Change the Brain; Relieve the Pain; Transform the Person

Pleasure or Pain
(Workbook Page 43)


Pleasure and pain appear to be completely opposite concepts. There are times when seemingly painful experiences can give us great pleasure. On the other hand pleasurable experiences can have painful aspects. If something is painful, yet valuable than the pain is acceptable. An example would be the pain of a good workout yielding to the pleasure of attaining a goal of being fit. Childbirth is one of the most painful experiences that anyone can have, yet the reward of having a child is well worth the pain. When that very child leaves for college it is often a bittersweet moment, leading to painful experience of loss and emptiness.

The person with persistent pain, due to no conscious decision of their own, suffers in vein. The choice wasn’t theirs and the pain feels completely negative. This pain takes over a person’s life and robs people of pleasurable experience. Under these circumstances pleasure and pain do not exist simultaneously. We have choices to either reframe persistent pain differently to find something valuable from the experience or to replace pain with pleasurable experiences to rewire the brain away from persistent pain. Triumphing over that pain can be strengthening, defining, fortifying and transformational.

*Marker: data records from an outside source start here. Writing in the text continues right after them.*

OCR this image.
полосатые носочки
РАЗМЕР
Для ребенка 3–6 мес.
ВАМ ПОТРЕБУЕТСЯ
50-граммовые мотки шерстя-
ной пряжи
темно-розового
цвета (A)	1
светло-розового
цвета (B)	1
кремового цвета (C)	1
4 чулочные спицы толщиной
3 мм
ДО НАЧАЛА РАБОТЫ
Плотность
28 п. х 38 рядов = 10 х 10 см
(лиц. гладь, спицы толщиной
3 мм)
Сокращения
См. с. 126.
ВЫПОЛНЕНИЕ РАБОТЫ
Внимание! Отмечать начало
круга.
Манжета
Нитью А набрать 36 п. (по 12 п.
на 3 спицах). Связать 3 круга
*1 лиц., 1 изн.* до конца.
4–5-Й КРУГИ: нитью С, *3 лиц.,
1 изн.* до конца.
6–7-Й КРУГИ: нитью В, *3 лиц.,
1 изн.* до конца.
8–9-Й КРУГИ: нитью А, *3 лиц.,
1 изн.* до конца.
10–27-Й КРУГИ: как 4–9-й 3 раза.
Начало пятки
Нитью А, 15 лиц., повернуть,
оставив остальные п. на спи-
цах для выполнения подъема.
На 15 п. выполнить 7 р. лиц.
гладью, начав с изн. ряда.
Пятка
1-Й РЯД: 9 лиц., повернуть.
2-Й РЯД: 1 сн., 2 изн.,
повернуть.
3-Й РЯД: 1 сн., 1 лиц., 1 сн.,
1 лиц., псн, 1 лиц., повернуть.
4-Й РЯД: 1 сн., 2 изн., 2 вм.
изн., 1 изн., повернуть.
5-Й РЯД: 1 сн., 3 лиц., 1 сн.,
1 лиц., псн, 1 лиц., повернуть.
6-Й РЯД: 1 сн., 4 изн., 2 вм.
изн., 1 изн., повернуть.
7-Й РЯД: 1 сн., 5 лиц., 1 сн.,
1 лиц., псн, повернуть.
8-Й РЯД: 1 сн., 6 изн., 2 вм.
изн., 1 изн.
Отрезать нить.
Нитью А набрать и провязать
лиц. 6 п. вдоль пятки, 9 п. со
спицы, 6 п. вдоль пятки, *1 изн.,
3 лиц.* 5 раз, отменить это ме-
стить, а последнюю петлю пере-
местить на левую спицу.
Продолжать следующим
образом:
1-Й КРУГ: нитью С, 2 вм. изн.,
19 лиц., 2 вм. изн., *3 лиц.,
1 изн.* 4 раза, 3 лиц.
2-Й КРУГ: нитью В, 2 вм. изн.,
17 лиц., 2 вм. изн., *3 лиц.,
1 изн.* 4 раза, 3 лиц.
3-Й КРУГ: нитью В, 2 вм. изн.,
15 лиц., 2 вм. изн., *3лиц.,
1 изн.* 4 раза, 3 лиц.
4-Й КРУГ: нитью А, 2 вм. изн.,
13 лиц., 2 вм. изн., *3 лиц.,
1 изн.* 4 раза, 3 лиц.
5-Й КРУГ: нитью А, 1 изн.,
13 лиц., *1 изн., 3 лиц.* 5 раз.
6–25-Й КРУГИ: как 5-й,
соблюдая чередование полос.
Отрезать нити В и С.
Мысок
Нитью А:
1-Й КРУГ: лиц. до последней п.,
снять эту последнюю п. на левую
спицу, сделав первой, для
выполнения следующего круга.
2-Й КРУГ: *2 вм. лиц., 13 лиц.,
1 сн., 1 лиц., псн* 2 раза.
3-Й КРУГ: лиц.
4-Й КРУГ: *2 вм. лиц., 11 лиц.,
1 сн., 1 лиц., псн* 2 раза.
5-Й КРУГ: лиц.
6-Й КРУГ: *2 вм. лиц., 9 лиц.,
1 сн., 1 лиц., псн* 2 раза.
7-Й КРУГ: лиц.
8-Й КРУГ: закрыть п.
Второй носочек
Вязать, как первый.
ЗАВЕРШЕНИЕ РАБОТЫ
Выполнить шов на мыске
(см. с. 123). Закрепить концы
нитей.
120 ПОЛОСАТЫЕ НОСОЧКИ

Look at the Graphic on page 43 of the Neuroplastic Transformation workbook. It shows the Orbital Frontal Cortex and many of it’s important functions. This is the area located above the eyes and is most highly developed in human beings. We use it to relate to other people with empathy and understanding, because it is here that we evaluate
whether an experience is pleasurable or not. The primary directive of survival is to avoid pain and pursue pleasure and it is the two way circuit between the Orbital Frontal Cortex and the Amygdala and Hippocampus that allows us to do so.